Blaine taught at the Western Military Institute, Blue Lick Springs, Kentucky. He returned to Pennsylvania and studied law. From 1852-1854, he taught at the Pennsylvania Institution for the Blind in Philadelphia.
In 1854, Blaine moved to Maine, where he edited the Portland Advertiser and the Kennebec Journal. He served as a member in State House of Representatives from 1859-1862, serving the last two years as speaker.
Blaine was elected as a Republican to the Thirty-eighth and to the six succeeding Congresses and served from March 4, 1863, to July 10, 1876, when he resigned. He was Speaker of the House of Representatives (Forty-first through Forty-third Congresses). He served as chairman of the Committee on Rules (Forty-third through Forty-fifth Congresses).

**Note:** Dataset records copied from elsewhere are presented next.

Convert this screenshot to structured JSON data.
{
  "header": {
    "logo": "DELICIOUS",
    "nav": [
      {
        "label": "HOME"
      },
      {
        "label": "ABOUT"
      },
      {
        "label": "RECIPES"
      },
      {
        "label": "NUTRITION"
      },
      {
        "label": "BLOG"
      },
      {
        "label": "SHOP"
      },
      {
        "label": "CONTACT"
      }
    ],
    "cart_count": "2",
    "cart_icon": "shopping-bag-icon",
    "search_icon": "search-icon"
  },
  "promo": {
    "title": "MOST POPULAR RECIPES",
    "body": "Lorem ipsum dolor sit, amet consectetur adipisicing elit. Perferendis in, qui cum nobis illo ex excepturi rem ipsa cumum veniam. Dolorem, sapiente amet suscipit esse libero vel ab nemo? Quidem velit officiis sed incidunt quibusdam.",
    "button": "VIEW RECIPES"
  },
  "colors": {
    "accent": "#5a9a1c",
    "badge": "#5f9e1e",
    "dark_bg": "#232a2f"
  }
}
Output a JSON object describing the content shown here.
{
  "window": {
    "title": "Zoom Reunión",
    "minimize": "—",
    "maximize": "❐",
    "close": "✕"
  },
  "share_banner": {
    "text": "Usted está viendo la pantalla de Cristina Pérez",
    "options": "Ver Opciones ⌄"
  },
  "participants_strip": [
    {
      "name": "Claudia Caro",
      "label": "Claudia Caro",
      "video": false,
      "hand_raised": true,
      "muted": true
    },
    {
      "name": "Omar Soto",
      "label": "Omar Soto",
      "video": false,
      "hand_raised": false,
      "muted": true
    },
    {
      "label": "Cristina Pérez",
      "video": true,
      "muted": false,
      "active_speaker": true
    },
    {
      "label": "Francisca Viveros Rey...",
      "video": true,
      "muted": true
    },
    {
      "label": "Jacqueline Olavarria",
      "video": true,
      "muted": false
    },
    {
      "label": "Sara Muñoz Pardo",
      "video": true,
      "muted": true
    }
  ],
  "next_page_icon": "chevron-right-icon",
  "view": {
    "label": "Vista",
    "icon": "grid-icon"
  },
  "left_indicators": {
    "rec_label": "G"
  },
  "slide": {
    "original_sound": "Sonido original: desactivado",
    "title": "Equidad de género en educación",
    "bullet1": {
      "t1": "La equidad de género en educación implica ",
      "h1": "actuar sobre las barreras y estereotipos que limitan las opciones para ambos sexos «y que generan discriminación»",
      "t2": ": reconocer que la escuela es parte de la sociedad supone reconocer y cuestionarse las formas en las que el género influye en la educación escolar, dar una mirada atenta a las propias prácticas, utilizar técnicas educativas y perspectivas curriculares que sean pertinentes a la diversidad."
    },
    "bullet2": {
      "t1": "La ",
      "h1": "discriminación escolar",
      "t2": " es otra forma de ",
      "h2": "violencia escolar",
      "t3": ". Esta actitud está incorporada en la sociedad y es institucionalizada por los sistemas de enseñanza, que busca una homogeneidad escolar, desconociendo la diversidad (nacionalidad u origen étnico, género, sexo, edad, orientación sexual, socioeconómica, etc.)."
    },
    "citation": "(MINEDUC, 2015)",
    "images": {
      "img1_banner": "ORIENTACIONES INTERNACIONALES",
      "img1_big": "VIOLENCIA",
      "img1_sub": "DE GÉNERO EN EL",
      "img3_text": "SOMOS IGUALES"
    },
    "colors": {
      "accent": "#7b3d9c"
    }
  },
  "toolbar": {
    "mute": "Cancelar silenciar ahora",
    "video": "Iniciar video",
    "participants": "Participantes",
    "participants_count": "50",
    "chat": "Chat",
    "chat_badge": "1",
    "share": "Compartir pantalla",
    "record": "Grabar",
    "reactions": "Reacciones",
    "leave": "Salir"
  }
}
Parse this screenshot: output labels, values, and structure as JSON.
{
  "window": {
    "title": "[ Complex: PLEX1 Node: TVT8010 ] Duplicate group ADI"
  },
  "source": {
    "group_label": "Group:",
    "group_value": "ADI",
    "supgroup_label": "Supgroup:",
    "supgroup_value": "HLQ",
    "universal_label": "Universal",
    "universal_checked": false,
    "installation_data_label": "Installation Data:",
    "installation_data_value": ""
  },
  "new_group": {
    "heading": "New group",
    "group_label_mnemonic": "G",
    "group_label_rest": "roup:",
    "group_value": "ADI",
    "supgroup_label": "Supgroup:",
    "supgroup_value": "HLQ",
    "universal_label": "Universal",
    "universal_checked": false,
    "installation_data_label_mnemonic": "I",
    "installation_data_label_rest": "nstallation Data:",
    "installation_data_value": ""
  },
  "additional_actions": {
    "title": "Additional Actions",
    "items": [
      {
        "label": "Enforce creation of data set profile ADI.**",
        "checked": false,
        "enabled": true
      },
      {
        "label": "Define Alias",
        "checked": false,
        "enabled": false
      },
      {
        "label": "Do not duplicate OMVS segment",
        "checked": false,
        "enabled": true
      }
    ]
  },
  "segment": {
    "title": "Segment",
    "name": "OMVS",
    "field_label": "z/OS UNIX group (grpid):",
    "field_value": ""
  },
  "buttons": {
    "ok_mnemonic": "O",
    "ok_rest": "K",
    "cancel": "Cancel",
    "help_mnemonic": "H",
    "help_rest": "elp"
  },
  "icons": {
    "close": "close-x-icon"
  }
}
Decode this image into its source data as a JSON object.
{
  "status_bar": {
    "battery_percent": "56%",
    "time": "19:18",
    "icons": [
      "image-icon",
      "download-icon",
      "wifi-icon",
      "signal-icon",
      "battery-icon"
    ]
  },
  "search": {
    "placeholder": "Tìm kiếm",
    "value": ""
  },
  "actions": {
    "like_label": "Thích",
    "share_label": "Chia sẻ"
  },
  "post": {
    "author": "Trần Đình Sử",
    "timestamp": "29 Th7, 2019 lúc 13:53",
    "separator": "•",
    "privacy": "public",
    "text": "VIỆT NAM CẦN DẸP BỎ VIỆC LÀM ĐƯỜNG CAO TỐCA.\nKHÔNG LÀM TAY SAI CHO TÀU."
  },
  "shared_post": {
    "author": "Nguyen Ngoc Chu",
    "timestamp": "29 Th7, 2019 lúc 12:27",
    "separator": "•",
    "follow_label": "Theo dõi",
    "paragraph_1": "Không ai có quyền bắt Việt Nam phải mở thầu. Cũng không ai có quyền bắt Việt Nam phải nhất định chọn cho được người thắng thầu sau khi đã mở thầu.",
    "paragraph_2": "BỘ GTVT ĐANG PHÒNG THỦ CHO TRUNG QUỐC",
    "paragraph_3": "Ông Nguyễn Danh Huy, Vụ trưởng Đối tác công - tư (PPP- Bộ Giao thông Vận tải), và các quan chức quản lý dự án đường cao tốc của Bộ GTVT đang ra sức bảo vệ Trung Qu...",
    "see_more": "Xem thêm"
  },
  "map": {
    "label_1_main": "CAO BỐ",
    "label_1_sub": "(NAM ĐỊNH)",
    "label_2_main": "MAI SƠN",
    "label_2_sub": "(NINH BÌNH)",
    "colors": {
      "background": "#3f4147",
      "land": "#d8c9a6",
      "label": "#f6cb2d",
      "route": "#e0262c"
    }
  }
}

Blaine was appointed and subsequently elected as a Republican to the United States Senate to fill the vacancy caused by the resignation of Lot M. Morrill. He was re-elected and served from July 10, 1876, to March 5, 1881, when he resigned to become Secretary of State. While in the Senate, he served as chairman of the Committee on Civil Service and Retrenchment (Forty-fifth Congress) and Committee on Rules (Forty-fifth Congress).
Blaine was Secretary of State in the Cabinets of Presidents James Garfield and Chester Arthur from March 5 to December 12, 1881. He was unsuccessful Republican candidate for President of the United States in 1884 (See U.S. presidential election, U.S. presidential election, 1884.) He subsequently served as Secretary of State in the Cabinet of President Benjamin Harrison from 1889-1892, when he resigned.
Blaine also aided in organizing and was the first president of the Pan American Congress.